Investigasi menunjukkan bahwa narasi yang beredar tidak akurat dan menyesatkan publik. Video tersebut kemungkinan direkam dalam konteks lain atau bahkan merupakan rekayasa, tetapi diputar ulang dengan tambahan informasi palsu untuk menciptakan sensasi. Hal ini menggarisbawahi pentingnya verifikasi informasi sebelum menyebarkannya, terutama di era digital di mana konten dapat dengan cepat menjadi viral.

Imbauan untuk Waspada terhadap Hoaks

Kasus ini menjadi pengingat bagi masyarakat untuk selalu kritis terhadap informasi yang diterima, terutama melalui platform media sosial.
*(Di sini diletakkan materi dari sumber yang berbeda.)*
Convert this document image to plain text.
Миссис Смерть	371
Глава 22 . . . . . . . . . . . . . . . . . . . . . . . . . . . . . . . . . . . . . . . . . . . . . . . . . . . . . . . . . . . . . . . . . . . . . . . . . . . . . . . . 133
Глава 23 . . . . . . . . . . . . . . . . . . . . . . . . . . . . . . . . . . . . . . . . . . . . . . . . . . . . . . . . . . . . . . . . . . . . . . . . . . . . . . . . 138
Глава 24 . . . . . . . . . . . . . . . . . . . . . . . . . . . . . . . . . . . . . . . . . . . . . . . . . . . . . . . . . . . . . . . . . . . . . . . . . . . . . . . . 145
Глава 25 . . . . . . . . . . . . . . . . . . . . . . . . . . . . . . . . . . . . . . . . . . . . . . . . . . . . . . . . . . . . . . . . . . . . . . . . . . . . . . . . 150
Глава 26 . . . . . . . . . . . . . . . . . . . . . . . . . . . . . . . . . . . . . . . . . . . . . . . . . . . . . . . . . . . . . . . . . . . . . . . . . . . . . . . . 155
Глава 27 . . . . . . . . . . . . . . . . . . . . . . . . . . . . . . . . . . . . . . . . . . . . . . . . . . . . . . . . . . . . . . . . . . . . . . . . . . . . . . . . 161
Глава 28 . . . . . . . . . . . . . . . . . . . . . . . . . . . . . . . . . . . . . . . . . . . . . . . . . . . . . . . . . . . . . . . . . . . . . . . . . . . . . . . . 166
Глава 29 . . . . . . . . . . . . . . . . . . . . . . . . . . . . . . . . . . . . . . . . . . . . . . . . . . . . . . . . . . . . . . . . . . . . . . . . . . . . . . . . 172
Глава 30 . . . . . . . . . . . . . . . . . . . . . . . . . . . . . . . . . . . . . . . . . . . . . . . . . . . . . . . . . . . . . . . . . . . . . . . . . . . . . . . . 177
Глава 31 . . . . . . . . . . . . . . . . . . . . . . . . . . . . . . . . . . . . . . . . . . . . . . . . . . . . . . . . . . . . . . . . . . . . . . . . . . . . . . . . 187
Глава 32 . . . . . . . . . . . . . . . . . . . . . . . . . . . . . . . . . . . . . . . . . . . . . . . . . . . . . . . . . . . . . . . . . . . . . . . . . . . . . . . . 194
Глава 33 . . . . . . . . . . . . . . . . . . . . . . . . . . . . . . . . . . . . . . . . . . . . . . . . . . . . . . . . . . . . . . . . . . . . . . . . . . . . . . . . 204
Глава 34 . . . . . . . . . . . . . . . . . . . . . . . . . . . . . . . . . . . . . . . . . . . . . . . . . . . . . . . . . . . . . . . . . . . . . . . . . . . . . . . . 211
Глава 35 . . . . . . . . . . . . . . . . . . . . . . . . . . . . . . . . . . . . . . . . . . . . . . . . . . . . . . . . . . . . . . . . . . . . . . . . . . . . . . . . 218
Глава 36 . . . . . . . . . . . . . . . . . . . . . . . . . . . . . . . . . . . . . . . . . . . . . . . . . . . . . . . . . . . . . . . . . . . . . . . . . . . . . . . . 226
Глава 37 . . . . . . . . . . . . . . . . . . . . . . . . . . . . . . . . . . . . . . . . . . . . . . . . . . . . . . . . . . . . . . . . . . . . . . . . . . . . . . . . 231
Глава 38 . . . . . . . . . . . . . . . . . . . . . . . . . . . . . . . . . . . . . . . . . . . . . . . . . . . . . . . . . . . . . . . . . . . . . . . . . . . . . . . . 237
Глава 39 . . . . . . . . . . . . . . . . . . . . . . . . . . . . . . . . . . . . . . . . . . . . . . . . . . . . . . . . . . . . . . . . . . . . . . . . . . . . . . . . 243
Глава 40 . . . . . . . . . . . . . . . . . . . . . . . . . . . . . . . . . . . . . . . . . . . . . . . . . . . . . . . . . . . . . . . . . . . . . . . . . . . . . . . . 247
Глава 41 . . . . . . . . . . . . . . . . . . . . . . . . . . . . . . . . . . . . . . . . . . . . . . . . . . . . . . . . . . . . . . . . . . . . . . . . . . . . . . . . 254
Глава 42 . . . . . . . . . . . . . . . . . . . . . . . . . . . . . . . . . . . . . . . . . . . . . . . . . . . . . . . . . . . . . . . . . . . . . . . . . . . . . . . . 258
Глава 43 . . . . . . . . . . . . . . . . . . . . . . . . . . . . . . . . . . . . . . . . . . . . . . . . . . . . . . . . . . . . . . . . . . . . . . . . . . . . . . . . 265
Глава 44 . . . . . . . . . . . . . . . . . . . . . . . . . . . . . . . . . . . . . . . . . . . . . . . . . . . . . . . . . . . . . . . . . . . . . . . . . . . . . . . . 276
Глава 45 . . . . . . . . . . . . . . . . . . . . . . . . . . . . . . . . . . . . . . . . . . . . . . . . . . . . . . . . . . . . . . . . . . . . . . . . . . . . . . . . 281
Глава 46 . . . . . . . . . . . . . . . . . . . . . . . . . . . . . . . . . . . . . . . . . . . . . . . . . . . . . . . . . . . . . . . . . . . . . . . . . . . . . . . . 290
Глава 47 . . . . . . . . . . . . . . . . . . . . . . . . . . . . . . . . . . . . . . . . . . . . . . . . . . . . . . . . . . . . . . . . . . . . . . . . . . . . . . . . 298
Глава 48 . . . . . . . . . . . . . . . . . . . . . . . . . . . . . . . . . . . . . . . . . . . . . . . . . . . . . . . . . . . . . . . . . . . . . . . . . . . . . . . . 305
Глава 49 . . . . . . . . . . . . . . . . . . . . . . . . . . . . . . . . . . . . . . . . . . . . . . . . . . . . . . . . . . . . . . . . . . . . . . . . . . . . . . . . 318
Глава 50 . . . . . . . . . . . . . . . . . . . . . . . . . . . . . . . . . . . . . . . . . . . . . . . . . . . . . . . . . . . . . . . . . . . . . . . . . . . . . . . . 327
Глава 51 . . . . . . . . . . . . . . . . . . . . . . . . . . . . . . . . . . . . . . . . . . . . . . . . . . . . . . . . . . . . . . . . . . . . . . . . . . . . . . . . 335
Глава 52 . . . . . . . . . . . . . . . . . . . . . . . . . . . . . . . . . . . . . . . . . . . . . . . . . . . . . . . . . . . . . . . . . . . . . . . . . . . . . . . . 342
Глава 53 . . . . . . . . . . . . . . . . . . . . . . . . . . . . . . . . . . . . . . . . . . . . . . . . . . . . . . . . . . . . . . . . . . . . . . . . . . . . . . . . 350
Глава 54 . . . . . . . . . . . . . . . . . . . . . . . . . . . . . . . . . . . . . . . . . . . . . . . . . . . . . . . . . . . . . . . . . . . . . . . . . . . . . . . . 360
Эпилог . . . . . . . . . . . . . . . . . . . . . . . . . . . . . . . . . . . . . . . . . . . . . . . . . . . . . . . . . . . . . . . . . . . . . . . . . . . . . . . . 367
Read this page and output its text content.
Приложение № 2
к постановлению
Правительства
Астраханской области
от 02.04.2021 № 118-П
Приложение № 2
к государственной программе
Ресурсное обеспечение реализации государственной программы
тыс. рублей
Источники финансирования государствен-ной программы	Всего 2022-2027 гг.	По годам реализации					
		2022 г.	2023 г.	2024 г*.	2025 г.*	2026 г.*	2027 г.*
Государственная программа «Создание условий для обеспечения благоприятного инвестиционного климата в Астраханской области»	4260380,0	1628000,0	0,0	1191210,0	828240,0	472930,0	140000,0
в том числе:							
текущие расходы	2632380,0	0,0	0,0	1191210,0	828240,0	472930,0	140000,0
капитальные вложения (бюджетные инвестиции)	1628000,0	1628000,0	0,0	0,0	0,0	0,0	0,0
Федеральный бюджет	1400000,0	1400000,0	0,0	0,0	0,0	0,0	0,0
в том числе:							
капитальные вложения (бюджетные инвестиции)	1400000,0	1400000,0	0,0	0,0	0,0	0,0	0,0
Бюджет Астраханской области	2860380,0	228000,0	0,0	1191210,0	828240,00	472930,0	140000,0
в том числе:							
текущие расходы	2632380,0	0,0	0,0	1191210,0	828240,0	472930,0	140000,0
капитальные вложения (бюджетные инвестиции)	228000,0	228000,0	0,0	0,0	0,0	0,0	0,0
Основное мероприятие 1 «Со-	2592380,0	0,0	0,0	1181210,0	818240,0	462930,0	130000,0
Hoaks semacam ini tidak hanya menimbulkan kepanikan tetapi juga dapat merusak reputasi dan menciptakan ketegangan yang tidak perlu. Tim Cek Fakta Kompas.com menekankan perlunya merujuk pada sumber berita terpercaya dan menghindari penyebaran konten yang belum terverifikasi.

Dalam konteks global, isu keamanan seperti serangan rudal sering kali menjadi bahan hoaks untuk memanipulasi opini publik. Oleh karena itu, edukasi literasi media menjadi kunci dalam memerangi penyebaran informasi palsu. Masyarakat diharapkan dapat lebih bijak dalam mengonsumsi dan membagikan berita, demi menjaga keamanan dan ketertiban informasi di ruang digital.